2014, Tate Modern
8m x 8m black cotton, human form.
Hidden Figures was a porous, unrehearsed performance open to everyone. Explore the black square and embody your opposition to BP’s sponsorship of Tate by manifesting a hidden figure. Join a team to plot your move.
We can’t help but look at Malevich’s Black Square with the knowledge that Russia was on the verge of revolution when this eerie object was created. It is an image full of foreboding and menace, as if something mighty is about to happen – as if a world is about to end.
Malevich’s Black Square was a blank slate, beyond representations of nature.
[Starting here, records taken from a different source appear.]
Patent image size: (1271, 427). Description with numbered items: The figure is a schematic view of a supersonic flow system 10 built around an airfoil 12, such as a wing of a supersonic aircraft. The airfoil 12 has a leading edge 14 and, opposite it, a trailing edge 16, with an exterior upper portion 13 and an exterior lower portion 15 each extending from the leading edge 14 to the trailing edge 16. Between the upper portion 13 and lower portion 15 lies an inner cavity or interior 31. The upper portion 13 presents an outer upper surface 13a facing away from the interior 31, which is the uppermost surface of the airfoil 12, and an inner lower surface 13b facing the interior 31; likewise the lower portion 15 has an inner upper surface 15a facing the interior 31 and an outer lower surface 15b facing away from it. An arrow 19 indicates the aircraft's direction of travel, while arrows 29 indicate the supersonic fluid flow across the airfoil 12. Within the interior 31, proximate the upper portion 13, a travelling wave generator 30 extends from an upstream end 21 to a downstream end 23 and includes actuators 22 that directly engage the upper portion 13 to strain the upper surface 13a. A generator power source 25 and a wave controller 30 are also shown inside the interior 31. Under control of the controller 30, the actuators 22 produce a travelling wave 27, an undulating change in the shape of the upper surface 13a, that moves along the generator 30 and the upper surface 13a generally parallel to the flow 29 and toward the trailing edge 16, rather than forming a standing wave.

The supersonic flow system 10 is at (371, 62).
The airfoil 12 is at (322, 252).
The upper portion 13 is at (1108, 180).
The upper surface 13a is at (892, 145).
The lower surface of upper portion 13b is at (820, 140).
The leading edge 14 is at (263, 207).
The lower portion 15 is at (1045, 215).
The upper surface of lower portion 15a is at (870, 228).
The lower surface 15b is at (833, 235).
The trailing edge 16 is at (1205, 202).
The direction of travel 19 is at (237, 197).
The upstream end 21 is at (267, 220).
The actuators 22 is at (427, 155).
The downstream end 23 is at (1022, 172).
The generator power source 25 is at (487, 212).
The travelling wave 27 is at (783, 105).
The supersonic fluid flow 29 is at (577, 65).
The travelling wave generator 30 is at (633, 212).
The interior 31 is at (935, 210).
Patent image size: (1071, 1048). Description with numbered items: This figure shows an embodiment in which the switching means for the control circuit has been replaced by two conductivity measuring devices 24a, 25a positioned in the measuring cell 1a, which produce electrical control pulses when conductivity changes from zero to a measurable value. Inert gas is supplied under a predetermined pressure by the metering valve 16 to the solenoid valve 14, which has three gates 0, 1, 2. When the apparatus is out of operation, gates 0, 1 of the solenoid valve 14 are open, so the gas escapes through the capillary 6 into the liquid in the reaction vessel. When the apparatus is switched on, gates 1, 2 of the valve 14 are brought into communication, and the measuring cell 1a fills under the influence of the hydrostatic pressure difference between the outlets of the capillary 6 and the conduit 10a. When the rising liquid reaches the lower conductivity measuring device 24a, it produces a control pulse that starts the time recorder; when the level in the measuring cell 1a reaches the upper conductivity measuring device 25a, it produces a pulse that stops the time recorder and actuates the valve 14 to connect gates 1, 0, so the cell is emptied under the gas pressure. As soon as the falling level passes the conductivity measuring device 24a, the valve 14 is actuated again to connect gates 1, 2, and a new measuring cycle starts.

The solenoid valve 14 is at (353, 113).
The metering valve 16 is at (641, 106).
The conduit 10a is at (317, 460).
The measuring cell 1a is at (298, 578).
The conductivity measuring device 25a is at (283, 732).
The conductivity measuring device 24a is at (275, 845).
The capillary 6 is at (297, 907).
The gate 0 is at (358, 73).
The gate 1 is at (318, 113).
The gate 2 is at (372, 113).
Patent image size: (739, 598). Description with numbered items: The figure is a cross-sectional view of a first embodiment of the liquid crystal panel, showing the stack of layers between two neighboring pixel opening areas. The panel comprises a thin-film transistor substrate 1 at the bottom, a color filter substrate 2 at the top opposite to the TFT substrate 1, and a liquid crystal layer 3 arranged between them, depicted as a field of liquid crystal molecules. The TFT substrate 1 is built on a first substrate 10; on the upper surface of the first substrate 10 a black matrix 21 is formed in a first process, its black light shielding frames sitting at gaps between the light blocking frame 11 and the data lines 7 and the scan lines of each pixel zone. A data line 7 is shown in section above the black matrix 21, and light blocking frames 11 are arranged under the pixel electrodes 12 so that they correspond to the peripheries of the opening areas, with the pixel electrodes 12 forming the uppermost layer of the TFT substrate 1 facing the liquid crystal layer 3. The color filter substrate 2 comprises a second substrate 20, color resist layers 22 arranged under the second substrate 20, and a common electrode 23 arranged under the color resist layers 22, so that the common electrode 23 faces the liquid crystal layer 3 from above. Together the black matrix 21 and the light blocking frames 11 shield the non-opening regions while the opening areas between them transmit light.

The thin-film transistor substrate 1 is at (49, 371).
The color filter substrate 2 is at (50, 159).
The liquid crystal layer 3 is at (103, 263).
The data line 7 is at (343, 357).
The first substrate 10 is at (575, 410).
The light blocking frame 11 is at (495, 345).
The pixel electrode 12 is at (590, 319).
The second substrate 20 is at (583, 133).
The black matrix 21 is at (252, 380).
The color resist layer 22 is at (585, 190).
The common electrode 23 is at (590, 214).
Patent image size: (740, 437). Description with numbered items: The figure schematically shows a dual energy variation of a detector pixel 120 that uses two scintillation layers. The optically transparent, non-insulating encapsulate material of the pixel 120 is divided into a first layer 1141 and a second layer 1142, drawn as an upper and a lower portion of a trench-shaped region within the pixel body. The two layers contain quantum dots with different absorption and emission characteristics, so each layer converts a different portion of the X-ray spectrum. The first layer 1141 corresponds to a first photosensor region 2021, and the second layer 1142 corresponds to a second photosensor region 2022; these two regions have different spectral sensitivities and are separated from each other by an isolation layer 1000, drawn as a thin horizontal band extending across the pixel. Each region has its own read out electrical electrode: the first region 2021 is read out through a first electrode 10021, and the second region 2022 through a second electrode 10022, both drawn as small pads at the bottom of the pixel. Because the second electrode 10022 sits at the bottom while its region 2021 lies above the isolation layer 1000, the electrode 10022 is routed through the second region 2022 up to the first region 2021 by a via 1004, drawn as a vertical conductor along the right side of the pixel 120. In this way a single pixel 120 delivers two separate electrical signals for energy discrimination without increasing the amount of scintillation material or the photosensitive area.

Hidden Figures symbolises the black stain oil sponsorship makes on cultural institutions; the thick black redaction over the BP sum that Tate won’t reveal; the veil that Liberate Tate performers have worn; the figurative shapes these performers are making with their bodies.
Hidden Figures made reference to Tate’s refusal to disclose information about its controversial sponsorship relationship with BP. In April 2014, the UK’s Information Commissioner ruled that Tate was breaking information law by refusing to remove a series of black squares redacting information about the sponsorship deal in meeting minutes of Tate’s Ethics Committee and Board of Trustees.
Tate appeared before the Information Tribunal on 18 September to appeal the ruling that it must remove redactions from its governing body minutes. To mark the occasion, on 6 September, Liberate Tate reinterpreted Kazimir Malevich’s iconic ‘Black Square’ painting, which was on display at the time as part of the Malevich exhibition at Tate Modern.